Oggi 'Libero' mi dedica l’attenzione dell’intera sua prima pagina: "Se l’Italia è razzista, la Kyenge è cinese”. Un bel gioco di prestigio: immaginare di far scomparire la realtà con un semplice gioco di parole. Siccome io non sono cinese e siccome l’Italia non è un paese razzista, due cose vere, il pericolo del razzismo in Italia non esisterebbe.
Ci provo anch’io: siccome il direttore Feltri non è giapponese e gli Italiani non sono mafiosi, due cose vere, la mafia e i mafiosi in Italia non esistono. Fatto, la mafia è scomparsa?

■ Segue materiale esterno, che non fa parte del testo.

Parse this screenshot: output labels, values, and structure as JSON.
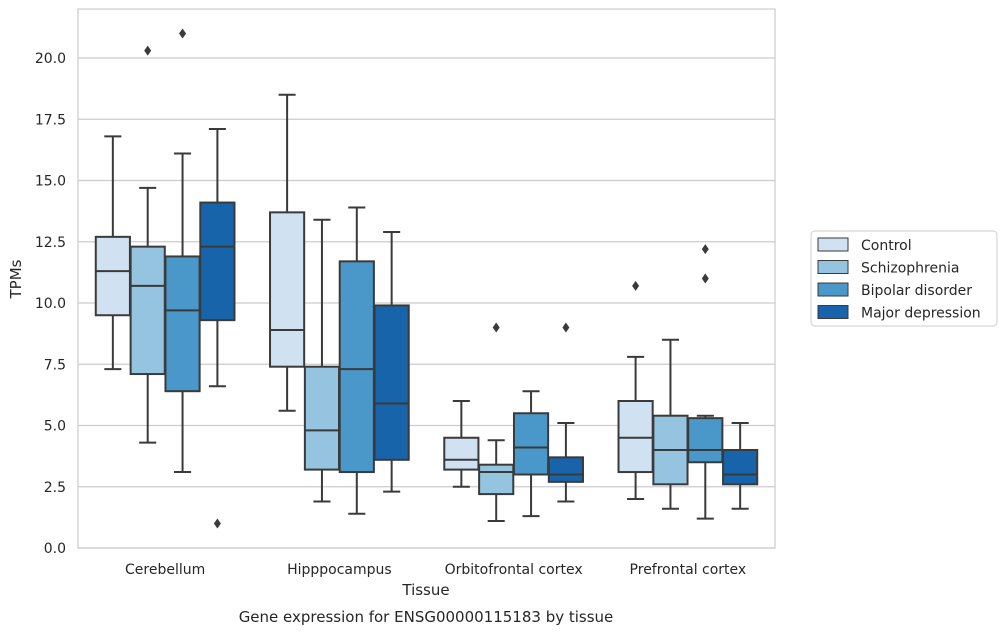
{
  "chart_data": {
    "type": "box",
    "title": "",
    "caption": "Gene expression for ENSG00000115183 by tissue",
    "xlabel": "Tissue",
    "ylabel": "TPMs",
    "ylim": [
      0,
      22
    ],
    "yticks": [
      "0.0",
      "2.5",
      "5.0",
      "7.5",
      "10.0",
      "12.5",
      "15.0",
      "17.5",
      "20.0"
    ],
    "grid": "horizontal",
    "legend_position": "right",
    "categories": [
      "Cerebellum",
      "Hipppocampus",
      "Orbitofrontal cortex",
      "Prefrontal cortex"
    ],
    "series": [
      {
        "name": "Control",
        "color": "#d0e1f2",
        "boxes": [
          {
            "whislo": 7.3,
            "q1": 9.5,
            "med": 11.3,
            "q3": 12.7,
            "whishi": 16.8,
            "fliers": []
          },
          {
            "whislo": 5.6,
            "q1": 7.4,
            "med": 8.9,
            "q3": 13.7,
            "whishi": 18.5,
            "fliers": []
          },
          {
            "whislo": 2.5,
            "q1": 3.2,
            "med": 3.6,
            "q3": 4.5,
            "whishi": 6.0,
            "fliers": []
          },
          {
            "whislo": 2.0,
            "q1": 3.1,
            "med": 4.5,
            "q3": 6.0,
            "whishi": 7.8,
            "fliers": [
              10.7
            ]
          }
        ]
      },
      {
        "name": "Schizophrenia",
        "color": "#94c4df",
        "boxes": [
          {
            "whislo": 4.3,
            "q1": 7.1,
            "med": 10.7,
            "q3": 12.3,
            "whishi": 14.7,
            "fliers": [
              20.3
            ]
          },
          {
            "whislo": 1.9,
            "q1": 3.2,
            "med": 4.8,
            "q3": 7.4,
            "whishi": 13.4,
            "fliers": []
          },
          {
            "whislo": 1.1,
            "q1": 2.2,
            "med": 3.1,
            "q3": 3.4,
            "whishi": 4.4,
            "fliers": [
              9.0
            ]
          },
          {
            "whislo": 1.6,
            "q1": 2.6,
            "med": 4.0,
            "q3": 5.4,
            "whishi": 8.5,
            "fliers": []
          }
        ]
      },
      {
        "name": "Bipolar disorder",
        "color": "#4a98c9",
        "boxes": [
          {
            "whislo": 3.1,
            "q1": 6.4,
            "med": 9.7,
            "q3": 11.9,
            "whishi": 16.1,
            "fliers": [
              21.0
            ]
          },
          {
            "whislo": 1.4,
            "q1": 3.1,
            "med": 7.3,
            "q3": 11.7,
            "whishi": 13.9,
            "fliers": []
          },
          {
            "whislo": 1.3,
            "q1": 3.0,
            "med": 4.1,
            "q3": 5.5,
            "whishi": 6.4,
            "fliers": []
          },
          {
            "whislo": 1.2,
            "q1": 3.5,
            "med": 4.0,
            "q3": 5.3,
            "whishi": 5.4,
            "fliers": [
              11.0,
              12.2
            ]
          }
        ]
      },
      {
        "name": "Major depression",
        "color": "#1764ab",
        "boxes": [
          {
            "whislo": 6.6,
            "q1": 9.3,
            "med": 12.3,
            "q3": 14.1,
            "whishi": 17.1,
            "fliers": [
              1.0
            ]
          },
          {
            "whislo": 2.3,
            "q1": 3.6,
            "med": 5.9,
            "q3": 9.9,
            "whishi": 12.9,
            "fliers": []
          },
          {
            "whislo": 1.9,
            "q1": 2.7,
            "med": 3.0,
            "q3": 3.7,
            "whishi": 5.1,
            "fliers": [
              9.0
            ]
          },
          {
            "whislo": 1.6,
            "q1": 2.6,
            "med": 3.0,
            "q3": 4.0,
            "whishi": 5.1,
            "fliers": []
          }
        ]
      }
    ]
  }
}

Finito il gioco, inizia la realtà.
Che l’Italia non sia un Paese razzista, io l’ho detto mille volte, e lo continuerò a dire fino allo sfinimento. Ma è un fatto, tanto quanto il dato che io non sono cinese e Feltri non è giapponese, l’abile e sistematico gioco politico a lucrare sul malessere sociale del Paese, che ha altre cause, additando gli stranieri a capro espiatorio dei nostri mali.
Questo ‘gioco' si chiama istigazione all’odio razziale, questo 'gioco' si chiama razzismo. E in questo caso incide sulla realtà: rischia di avvelenare il Paese che avrebbe bisogno di concentrare le proprie energie per risolvere i suoi veri problemi, non di essere aizzato all’odio verso persone che vengono da altri paesi e hanno un diverso colore della pelle.
L’Italia è il mio Paese, amo il mio Paese, e proprio per questo combatto perché non si faccia avvelenare dal male oscuro del razzismo.